Question

If 8 is a root of the equation $ {x^2} - 10x + k = 0 $ , then the value of k is-
A. 2
B. 8
C. -8
D. 16

Answer 1

Hint:The concepts of quadratic equations and their roots will be used in the question. The root of a quadratic equation is the value of the variable(x) at which the value of the equation becomes 0. Graphically, it is the point at which the curve of the equation cuts the x-axis. We will substitute the root of the equation and equate it to zero to find the value of k.

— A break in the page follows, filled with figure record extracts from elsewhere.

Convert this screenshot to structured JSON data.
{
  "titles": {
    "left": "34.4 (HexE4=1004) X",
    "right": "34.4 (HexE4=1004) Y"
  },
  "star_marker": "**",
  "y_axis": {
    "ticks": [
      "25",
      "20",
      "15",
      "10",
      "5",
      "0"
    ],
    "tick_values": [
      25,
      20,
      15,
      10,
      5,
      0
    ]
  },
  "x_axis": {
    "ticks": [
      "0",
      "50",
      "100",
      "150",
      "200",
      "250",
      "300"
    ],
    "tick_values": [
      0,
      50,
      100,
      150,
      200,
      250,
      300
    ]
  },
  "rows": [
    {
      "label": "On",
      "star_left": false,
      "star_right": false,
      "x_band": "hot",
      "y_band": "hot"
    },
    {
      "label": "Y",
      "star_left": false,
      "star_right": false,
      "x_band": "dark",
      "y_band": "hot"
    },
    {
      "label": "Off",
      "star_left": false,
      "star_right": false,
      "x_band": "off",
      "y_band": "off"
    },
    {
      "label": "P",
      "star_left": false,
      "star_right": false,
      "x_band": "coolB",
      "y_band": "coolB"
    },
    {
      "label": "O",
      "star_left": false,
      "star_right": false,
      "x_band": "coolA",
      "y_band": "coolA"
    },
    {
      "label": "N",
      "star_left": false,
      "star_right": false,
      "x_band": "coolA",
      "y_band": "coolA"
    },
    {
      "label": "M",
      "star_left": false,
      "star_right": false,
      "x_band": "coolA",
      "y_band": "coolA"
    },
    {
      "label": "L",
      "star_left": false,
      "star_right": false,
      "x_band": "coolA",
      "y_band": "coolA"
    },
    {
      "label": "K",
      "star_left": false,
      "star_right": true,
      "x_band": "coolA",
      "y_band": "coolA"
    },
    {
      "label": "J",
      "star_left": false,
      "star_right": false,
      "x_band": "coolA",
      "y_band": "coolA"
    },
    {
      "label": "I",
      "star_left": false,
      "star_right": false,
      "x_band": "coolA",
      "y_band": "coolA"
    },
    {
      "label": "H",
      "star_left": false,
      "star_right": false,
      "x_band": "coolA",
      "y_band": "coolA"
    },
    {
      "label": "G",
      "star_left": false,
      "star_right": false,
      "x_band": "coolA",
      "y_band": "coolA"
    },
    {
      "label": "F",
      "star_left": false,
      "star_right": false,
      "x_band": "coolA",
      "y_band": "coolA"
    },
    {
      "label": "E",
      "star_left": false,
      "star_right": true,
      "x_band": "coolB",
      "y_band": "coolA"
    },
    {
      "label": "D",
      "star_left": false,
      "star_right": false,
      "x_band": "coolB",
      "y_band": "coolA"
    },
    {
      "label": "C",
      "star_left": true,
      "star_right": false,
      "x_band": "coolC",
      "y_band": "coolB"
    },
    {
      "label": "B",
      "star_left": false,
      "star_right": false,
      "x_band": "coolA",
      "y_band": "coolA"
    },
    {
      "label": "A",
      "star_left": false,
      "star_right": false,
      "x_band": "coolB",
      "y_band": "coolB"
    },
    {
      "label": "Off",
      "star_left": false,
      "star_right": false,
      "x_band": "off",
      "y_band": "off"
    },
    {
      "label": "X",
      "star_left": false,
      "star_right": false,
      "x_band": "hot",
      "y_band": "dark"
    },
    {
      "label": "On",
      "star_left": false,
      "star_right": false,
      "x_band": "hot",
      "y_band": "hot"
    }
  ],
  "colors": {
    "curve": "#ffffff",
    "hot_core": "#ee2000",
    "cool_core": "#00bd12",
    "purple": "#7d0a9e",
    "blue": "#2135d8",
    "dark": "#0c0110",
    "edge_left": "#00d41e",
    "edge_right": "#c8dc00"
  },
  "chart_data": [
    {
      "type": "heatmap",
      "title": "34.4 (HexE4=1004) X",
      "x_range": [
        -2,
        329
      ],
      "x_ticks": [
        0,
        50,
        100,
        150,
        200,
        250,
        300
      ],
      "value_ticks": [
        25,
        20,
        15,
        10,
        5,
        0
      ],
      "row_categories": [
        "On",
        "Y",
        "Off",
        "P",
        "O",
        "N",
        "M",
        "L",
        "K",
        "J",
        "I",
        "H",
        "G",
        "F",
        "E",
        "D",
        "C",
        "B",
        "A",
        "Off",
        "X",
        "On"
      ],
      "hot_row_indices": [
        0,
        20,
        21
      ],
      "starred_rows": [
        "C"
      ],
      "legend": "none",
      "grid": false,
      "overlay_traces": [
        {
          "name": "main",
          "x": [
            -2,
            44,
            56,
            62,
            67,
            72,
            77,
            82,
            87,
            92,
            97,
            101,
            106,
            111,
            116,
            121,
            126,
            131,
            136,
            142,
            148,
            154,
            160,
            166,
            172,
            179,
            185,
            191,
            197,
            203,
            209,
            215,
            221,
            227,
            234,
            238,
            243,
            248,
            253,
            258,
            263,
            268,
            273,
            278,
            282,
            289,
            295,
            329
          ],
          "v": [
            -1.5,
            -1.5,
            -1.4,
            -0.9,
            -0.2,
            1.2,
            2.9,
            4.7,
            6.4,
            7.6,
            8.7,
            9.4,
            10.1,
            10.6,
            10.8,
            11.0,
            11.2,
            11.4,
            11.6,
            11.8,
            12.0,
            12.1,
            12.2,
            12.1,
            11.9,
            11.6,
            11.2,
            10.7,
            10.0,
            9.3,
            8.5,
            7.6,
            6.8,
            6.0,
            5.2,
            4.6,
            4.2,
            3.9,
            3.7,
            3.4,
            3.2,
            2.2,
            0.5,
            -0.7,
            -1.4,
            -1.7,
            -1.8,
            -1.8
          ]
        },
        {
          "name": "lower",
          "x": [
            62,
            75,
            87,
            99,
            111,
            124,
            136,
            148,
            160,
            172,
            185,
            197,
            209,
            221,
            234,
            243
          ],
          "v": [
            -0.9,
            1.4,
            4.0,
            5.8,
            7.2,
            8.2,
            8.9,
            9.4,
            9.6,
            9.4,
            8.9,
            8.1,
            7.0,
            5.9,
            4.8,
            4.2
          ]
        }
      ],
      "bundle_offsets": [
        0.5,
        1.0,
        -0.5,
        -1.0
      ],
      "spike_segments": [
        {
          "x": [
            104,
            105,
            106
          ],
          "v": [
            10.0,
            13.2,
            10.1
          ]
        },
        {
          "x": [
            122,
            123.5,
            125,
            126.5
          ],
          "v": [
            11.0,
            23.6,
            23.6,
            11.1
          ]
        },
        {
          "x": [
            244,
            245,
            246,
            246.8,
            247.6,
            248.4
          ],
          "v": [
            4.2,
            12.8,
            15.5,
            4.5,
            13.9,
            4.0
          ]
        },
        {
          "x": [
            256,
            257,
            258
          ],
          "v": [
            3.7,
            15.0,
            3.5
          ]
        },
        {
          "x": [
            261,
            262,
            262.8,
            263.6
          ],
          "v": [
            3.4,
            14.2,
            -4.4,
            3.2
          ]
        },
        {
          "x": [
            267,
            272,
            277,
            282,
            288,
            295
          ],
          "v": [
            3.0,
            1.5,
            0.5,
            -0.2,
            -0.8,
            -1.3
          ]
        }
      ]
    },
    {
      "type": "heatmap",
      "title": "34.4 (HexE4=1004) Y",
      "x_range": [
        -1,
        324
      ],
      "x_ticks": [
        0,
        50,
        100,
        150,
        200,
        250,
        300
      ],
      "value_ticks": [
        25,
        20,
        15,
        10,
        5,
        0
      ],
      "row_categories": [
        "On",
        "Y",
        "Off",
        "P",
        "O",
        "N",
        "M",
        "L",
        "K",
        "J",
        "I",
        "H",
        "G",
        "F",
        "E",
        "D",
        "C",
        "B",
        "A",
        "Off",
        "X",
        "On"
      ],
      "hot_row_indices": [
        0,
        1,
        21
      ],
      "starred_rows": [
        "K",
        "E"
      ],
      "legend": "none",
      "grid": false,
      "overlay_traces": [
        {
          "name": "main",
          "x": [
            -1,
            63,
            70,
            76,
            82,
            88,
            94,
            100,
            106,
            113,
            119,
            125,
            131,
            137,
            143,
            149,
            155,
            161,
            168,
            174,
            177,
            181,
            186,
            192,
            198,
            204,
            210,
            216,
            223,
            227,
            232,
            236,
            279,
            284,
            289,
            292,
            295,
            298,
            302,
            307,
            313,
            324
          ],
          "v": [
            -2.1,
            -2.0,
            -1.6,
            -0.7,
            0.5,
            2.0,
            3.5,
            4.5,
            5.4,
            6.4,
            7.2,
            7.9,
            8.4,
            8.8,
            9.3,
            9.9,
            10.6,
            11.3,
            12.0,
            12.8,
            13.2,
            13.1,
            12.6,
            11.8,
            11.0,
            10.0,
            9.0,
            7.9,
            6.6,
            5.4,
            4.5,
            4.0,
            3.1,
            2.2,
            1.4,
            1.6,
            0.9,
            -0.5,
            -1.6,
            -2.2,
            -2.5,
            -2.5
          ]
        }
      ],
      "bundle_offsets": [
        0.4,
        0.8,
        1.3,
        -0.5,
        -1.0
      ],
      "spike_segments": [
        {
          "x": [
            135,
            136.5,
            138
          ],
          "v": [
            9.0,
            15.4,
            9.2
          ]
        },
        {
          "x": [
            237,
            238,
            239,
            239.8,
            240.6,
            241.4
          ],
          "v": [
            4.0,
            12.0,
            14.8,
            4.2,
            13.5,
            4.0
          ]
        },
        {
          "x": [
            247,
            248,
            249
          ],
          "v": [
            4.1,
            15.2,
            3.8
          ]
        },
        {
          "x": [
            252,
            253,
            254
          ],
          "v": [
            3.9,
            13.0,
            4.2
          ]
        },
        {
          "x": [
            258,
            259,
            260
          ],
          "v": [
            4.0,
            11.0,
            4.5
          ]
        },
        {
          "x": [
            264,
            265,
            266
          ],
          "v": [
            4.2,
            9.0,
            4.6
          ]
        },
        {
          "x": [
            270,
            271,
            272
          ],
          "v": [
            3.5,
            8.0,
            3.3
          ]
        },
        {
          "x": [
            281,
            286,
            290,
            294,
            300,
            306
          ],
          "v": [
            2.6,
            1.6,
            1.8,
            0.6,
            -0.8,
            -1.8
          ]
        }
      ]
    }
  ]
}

Complete step-by-step answer:
A quadratic equation is an equation with a degree of 2. It can have at most 2 real roots, and may sometimes have 1 or none.
We have been given that 8 is a root of the equation $ {x^2} - 10x + k = 0 $ . This implies that this equation has a value of 0 at x = 8. In other words, the graph of the equation cuts the x-axis at x = 8.

So, we will substitute x = 8 in the given equation, and equate it to zero to find the required value of k. This can be done as-
 $ {\left( 8 \right)^2} - 10\left( 8 \right) + k = 0 $
 $ 64 - 80 + k = 0 $
 $ k - 16 = 0 $
 $ k = 16 $
This is the required value of k. The correct option is D.

Note: A common mistake in such types of problems is that students often confuse the word ‘root’ with the square/cube root. They start finding the square root of the equation, and equate with it 8, which is wrong. They should keep in mind the context in which the word is being used here.